I thought you were going to crack some "old" jokes, like....

lifetime supply of walkers.


----------



## melo4life (Jun 5, 2006)

:lol:


----------



## t1no (Jul 10, 2005)

I say we go for him, anybody but JHo and Dirk.


----------



## Dre (Jun 20, 2003)

t1no said:


> I say we go for him, anybody but JHo and Dirk.


Why? He doesn't fit into the offense at all. He's soft, he's not a center. He's not coming off the bench either. Why would we want him?


----------



## t1no (Jul 10, 2005)

_Dre_ said:


> Why? He doesn't fit into the offense at all. He's soft, he's not a center. He's not coming off the bench either. Why would we want him?


Why doesn't he fit into our offense? What makes you think he is soft? and he's not a center? so what... I don't think he will have any trouble playing center, just as long as we have a big guy in our bench to defend Yao and Shaq.

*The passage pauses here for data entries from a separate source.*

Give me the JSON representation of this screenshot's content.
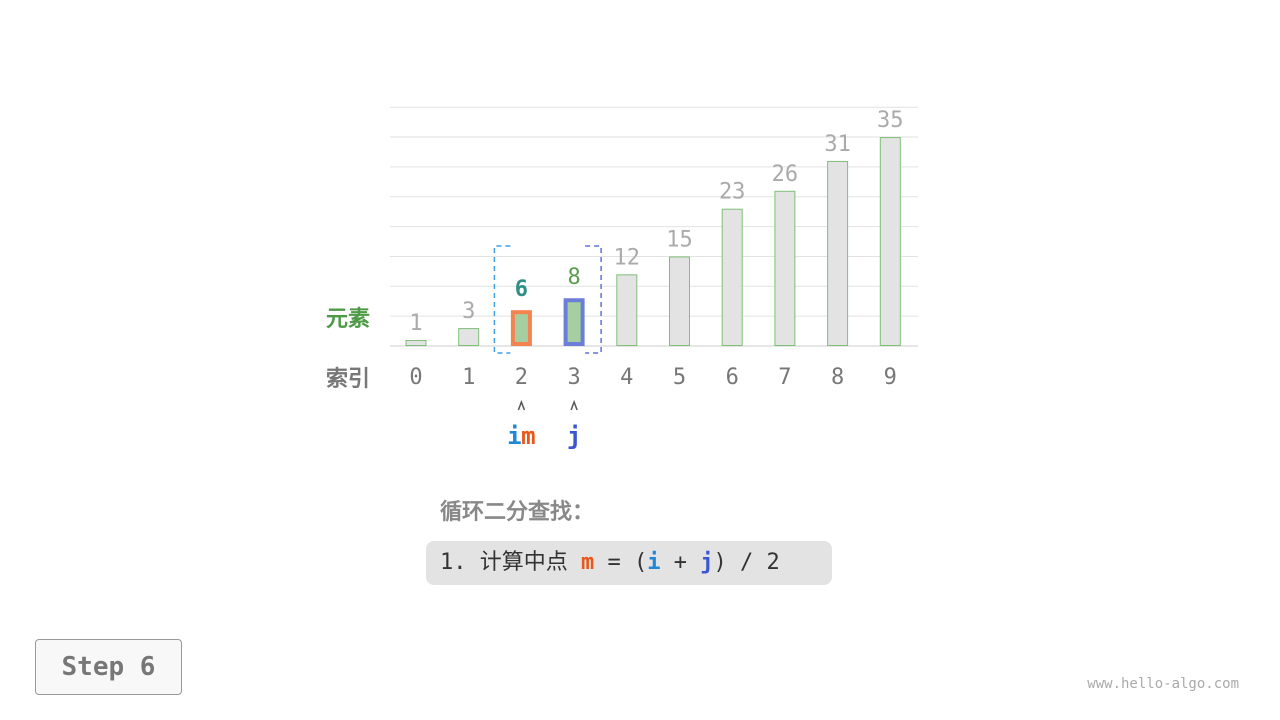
{
  "labels": {
    "element": "元素",
    "index": "索引"
  },
  "array": [
    1,
    3,
    6,
    8,
    12,
    15,
    23,
    26,
    31,
    35
  ],
  "indices": [
    "0",
    "1",
    "2",
    "3",
    "4",
    "5",
    "6",
    "7",
    "8",
    "9"
  ],
  "pointers": {
    "i": {
      "label": "i",
      "index": 2,
      "color": "#1f88d6"
    },
    "m": {
      "label": "m",
      "index": 2,
      "color": "#e8581c"
    },
    "j": {
      "label": "j",
      "index": 3,
      "color": "#3a57d0"
    }
  },
  "search_range": [
    2,
    3
  ],
  "highlight": {
    "m_border": "#f5834f",
    "j_border": "#6c7ed8",
    "fill_active": "#a5cfa0",
    "fill_default": "#e3e3e3",
    "m_value_color": "#2f8f85",
    "j_value_color": "#5a9e4c"
  },
  "title": "循环二分查找：",
  "formula": {
    "prefix": "1. 计算中点 ",
    "m": "m",
    "eq": " = (",
    "i": "i",
    "plus": " + ",
    "j": "j",
    "suffix": ") / 2"
  },
  "step_label": "Step 6",
  "watermark": "www.hello-algo.com"
}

Uh oh.. i just checked nba.com and he is a center. 
http://www.nba.com/playerfile/pau_gasol/career_stats.html


----------



## Dre (Jun 20, 2003)

t1no said:


> Why doesn't he fit into our offense? What makes you think he is soft? and he's not a center? so what... I don't think he will have any trouble playing center, just as long as we have a big guy in our bench to defend Yao and Shaq.
> 
> Uh oh.. i just checked nba.com and he is a center.
> http://www.nba.com/playerfile/pau_gasol/career_stats.html


...You go to the Grizzlies board and ask if this guy is a *Center*. I'm against the move, but if you think it's fine, so be it.


----------



## edwardcyh (Dec 13, 2005)

This is like the debate on whether or not Dirk/Timmy/Amare is a #5.

Dirk/Timmy fans will swear by the fact that Dirk/Timmy can't play #5 well, but it doesn't change the fact that they DO play that position from time to time.

NBA fans will argue that Amare's better off as a #4, but Suns fans will never hesitate to call him a #5 because of their offensive scheme.

There is no right or wrong answer to either side. :whoknows:

.... but I do think Pau is a #4. :biggrin:


----------